Ok I just spoke with my instructor and she said it isn't required to write it in the exercise but in order for me to test that it indeed works, I need to open a new class and write a code for making a list so that the the value of every node is the number of times the letter appears consecutively. Can someone please assist me?
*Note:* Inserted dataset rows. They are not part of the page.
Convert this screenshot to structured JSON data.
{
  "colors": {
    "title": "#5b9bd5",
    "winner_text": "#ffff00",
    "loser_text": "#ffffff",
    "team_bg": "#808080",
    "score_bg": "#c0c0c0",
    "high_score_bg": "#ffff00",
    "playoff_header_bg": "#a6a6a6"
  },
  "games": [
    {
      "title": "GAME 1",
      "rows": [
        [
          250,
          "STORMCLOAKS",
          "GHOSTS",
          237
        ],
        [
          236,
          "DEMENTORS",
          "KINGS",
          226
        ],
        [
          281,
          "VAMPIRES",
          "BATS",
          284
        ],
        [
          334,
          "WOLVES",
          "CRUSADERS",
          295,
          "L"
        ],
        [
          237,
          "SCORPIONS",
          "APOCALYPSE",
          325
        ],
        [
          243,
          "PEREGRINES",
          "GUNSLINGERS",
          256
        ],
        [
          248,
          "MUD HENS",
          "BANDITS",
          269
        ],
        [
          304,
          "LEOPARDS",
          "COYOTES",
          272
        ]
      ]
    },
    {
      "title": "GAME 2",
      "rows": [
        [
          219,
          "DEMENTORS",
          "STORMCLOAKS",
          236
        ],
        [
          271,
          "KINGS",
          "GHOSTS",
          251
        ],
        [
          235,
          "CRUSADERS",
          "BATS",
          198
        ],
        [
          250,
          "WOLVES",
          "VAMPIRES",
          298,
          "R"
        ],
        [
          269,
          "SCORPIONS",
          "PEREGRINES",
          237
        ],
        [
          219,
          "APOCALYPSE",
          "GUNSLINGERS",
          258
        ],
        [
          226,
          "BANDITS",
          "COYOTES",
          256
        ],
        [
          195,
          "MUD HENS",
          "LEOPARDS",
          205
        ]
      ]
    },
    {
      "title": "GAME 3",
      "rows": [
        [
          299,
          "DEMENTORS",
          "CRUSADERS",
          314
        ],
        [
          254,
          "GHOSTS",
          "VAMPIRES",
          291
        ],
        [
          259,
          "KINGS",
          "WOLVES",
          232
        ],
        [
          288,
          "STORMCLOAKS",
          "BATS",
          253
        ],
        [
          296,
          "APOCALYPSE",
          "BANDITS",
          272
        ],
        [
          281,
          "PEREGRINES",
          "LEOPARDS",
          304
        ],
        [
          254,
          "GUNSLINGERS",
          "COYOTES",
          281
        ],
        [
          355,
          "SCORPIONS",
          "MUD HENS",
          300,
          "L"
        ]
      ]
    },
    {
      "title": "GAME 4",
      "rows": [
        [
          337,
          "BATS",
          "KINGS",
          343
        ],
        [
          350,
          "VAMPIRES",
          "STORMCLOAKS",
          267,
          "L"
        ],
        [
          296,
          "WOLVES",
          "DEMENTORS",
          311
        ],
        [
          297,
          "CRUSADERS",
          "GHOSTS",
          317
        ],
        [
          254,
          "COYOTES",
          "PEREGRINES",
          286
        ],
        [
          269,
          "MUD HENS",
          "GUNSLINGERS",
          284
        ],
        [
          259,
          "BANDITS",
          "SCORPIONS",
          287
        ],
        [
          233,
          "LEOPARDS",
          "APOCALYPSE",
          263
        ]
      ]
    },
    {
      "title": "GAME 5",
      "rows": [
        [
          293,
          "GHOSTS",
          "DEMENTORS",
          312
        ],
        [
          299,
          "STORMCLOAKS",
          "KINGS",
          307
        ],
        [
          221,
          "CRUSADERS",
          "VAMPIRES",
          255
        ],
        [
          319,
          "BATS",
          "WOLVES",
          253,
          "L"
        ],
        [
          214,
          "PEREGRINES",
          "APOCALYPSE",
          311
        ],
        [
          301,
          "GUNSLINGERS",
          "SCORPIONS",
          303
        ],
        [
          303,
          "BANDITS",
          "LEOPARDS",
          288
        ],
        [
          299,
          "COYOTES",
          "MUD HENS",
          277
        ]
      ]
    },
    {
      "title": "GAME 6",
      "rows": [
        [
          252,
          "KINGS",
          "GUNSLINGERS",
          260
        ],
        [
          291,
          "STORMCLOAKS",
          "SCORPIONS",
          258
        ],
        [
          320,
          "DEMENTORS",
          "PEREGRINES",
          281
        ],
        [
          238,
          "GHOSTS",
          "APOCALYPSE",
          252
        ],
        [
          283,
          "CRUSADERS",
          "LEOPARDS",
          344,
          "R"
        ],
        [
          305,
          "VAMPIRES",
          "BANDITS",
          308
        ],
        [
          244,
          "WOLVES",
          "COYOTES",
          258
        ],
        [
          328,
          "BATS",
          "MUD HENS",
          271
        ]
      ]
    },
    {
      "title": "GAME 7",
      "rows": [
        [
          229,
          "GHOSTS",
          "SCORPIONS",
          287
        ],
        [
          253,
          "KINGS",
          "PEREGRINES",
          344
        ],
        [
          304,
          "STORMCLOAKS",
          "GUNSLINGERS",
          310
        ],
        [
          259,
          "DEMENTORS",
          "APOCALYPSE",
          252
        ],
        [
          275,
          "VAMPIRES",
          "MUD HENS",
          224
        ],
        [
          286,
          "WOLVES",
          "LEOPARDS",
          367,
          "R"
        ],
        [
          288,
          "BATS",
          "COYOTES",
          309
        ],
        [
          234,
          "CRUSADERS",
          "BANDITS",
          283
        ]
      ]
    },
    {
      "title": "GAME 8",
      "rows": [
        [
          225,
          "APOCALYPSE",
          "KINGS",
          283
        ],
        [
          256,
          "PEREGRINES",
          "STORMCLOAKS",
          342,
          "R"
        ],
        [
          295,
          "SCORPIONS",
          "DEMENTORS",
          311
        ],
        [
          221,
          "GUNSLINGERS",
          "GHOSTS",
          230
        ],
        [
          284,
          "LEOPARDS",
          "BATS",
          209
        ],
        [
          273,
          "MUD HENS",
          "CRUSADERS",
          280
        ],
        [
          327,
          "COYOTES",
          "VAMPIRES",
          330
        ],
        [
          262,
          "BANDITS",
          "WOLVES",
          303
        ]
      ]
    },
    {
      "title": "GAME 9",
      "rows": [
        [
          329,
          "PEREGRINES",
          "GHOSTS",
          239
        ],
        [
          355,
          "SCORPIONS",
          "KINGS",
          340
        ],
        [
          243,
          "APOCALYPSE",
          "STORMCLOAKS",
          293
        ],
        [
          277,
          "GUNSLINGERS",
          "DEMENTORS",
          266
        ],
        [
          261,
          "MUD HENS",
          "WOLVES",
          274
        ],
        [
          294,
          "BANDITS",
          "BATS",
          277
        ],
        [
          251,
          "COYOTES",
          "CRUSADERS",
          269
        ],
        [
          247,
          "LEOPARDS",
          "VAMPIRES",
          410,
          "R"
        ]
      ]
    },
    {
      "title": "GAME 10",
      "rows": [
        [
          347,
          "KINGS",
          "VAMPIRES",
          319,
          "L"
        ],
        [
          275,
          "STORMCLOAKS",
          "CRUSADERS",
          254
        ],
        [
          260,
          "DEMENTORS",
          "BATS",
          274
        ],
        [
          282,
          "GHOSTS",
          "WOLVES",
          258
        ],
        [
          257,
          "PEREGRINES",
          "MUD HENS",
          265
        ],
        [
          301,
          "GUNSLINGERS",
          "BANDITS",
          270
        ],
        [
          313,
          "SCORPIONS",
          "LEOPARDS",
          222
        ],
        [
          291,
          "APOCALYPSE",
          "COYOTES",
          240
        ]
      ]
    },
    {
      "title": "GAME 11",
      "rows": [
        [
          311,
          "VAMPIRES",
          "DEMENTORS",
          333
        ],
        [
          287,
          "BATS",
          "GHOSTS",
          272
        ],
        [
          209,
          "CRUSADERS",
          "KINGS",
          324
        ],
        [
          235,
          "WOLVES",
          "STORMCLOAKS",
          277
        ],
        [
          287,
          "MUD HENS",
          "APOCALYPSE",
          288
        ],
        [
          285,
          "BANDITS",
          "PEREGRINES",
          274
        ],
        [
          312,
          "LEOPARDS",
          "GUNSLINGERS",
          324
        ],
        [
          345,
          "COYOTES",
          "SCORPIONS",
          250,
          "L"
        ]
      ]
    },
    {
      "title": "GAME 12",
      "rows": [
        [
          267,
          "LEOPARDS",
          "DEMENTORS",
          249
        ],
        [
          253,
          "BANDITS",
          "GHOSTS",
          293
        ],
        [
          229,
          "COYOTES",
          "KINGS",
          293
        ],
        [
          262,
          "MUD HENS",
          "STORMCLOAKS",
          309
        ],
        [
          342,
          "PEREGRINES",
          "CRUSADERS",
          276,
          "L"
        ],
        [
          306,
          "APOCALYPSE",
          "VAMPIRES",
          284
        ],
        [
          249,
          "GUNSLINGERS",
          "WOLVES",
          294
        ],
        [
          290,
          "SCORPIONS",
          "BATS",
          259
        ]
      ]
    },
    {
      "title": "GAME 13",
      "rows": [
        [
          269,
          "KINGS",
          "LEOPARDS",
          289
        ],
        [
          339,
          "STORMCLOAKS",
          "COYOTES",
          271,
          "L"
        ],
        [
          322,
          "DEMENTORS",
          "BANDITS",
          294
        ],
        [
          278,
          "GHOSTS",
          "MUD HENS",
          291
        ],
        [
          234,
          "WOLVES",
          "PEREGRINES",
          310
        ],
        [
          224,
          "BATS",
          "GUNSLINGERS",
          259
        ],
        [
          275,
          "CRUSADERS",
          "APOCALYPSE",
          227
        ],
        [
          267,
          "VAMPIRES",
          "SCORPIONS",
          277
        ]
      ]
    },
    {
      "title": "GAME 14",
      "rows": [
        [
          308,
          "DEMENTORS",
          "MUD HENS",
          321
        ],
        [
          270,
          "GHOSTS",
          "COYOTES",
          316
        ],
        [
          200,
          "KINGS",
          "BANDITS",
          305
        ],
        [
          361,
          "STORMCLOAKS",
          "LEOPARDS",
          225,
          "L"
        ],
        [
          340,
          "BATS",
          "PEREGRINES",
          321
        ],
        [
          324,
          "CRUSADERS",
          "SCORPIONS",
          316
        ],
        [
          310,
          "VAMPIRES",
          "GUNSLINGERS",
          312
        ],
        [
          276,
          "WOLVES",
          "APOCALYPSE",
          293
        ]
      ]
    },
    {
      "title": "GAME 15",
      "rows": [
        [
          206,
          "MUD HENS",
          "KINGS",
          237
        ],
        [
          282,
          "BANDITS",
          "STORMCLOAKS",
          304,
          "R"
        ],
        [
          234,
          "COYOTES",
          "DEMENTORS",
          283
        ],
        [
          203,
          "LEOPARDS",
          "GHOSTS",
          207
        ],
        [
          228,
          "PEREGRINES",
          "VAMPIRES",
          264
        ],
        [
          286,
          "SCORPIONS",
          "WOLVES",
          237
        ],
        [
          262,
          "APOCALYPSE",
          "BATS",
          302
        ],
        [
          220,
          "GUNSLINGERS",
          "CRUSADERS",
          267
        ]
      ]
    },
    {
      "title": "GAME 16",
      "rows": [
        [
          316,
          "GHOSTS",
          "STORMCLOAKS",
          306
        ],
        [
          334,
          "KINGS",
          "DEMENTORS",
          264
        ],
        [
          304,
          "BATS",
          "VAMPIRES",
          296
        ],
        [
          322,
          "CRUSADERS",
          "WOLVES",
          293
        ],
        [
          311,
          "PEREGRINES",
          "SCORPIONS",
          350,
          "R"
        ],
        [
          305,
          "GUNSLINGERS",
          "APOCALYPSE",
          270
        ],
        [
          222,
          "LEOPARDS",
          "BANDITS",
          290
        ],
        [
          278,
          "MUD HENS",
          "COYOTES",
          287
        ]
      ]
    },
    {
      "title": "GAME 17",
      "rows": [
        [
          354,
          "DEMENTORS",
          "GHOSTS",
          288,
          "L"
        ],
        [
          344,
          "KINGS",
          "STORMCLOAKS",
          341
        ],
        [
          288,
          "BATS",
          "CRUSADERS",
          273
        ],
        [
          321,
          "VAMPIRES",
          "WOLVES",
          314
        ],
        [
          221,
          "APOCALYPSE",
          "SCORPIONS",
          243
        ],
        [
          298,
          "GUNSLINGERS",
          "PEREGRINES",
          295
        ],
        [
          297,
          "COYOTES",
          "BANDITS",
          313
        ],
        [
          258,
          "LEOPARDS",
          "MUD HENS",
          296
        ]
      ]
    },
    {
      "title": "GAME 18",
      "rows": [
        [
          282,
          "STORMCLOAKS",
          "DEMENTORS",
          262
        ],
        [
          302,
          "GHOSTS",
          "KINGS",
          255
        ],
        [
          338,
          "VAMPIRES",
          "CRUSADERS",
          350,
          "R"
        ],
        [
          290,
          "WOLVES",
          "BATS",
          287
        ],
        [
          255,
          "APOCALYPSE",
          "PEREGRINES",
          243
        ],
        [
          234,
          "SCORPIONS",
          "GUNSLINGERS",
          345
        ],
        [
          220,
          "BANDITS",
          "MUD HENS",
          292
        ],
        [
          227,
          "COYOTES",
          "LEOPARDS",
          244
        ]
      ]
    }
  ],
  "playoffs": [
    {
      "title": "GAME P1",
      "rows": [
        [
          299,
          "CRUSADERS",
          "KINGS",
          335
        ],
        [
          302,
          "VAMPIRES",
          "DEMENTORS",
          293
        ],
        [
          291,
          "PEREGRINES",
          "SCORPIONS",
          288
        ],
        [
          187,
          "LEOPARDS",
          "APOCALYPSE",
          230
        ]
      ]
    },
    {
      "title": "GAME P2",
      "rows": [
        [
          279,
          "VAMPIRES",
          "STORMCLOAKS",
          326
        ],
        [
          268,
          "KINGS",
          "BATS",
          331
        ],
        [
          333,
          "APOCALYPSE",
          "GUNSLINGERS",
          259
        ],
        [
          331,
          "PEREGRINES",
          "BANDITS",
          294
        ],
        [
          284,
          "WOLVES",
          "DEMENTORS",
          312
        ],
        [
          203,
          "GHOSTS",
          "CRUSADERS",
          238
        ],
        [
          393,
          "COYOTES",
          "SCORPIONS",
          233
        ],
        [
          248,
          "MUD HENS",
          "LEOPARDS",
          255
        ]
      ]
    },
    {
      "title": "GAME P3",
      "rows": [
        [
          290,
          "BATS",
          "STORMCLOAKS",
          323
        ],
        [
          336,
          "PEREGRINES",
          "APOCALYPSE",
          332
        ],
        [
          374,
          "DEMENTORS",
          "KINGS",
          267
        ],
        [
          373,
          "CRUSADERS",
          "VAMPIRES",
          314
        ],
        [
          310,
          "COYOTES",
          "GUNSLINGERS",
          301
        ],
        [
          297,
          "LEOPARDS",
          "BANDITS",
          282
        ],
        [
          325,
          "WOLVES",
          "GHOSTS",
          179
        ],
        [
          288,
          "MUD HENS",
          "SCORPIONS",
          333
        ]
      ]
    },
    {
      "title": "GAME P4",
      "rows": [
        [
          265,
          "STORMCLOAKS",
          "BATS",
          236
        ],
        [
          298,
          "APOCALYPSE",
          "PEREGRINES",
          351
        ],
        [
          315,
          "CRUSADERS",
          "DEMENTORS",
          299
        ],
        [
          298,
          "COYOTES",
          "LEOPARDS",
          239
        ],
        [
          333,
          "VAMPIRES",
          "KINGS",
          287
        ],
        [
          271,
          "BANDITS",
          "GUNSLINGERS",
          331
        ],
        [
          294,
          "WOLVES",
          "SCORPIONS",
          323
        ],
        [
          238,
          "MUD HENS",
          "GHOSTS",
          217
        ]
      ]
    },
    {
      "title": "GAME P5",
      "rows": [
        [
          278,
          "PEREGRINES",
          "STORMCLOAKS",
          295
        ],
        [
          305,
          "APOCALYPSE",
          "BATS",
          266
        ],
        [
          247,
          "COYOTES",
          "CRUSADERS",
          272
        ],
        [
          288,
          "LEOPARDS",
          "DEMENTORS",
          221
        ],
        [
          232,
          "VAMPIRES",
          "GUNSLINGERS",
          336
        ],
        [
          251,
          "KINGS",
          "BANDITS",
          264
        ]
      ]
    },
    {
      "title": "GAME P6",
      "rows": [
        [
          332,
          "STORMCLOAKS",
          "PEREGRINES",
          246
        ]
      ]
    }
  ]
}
So I will copy+paste to BlueJ and this way I will be able to test all the methods.
Meanwhile I am moving on to the next methods.
2) public int indexOf (int ch, int fromIndex) - returns the index in the string it is operated on of the first appeareance of the char "ch", as the search begins in the index "fromIndex". If the char "ch" doesn't appear in the string, returns -1. If the value of fromIndex doesn't appear in the range, returns -1.
Here is my try:
public int indexOf (int ch, int fromIndex) {
int count = 0, len=0, i;
charNode pos = _head;
CharNode cur = _head;
for (pos = _head; pos!=null; pos = pos.getNext()) {
len = len+1;
}
if (fromIndex<0 || fromIndex>=len)
return -1;
for (i=0; i<fromIndex; i++) {
cur = cur.getNext();
}
if (cur == null ) {
return -1;
}
for (cur = _head; cur!=null && cur.getData()!=ch; cur = cur.getNext()) {
count = count + cur.getValue();
}
if (cur==null) return -1;
return count;
}
Time complexity = O(N) ?
Space complexity = O(1)
3) public StringList concat (String str) - returns a string that consists of the string that it is operated on and in its end the string "str" is concatenated.
Here is my try :
public StringList concat (String str) {
String str = "";
charNode pos = _head;
if (str == null)
return -1;
for (pos = _head; pos!=null; pos = pos.getNext()) {
str = str + pos.getData();
}
str = str + "str";
return str;
}
Time complexity = O(N)
Space complexity = O(1)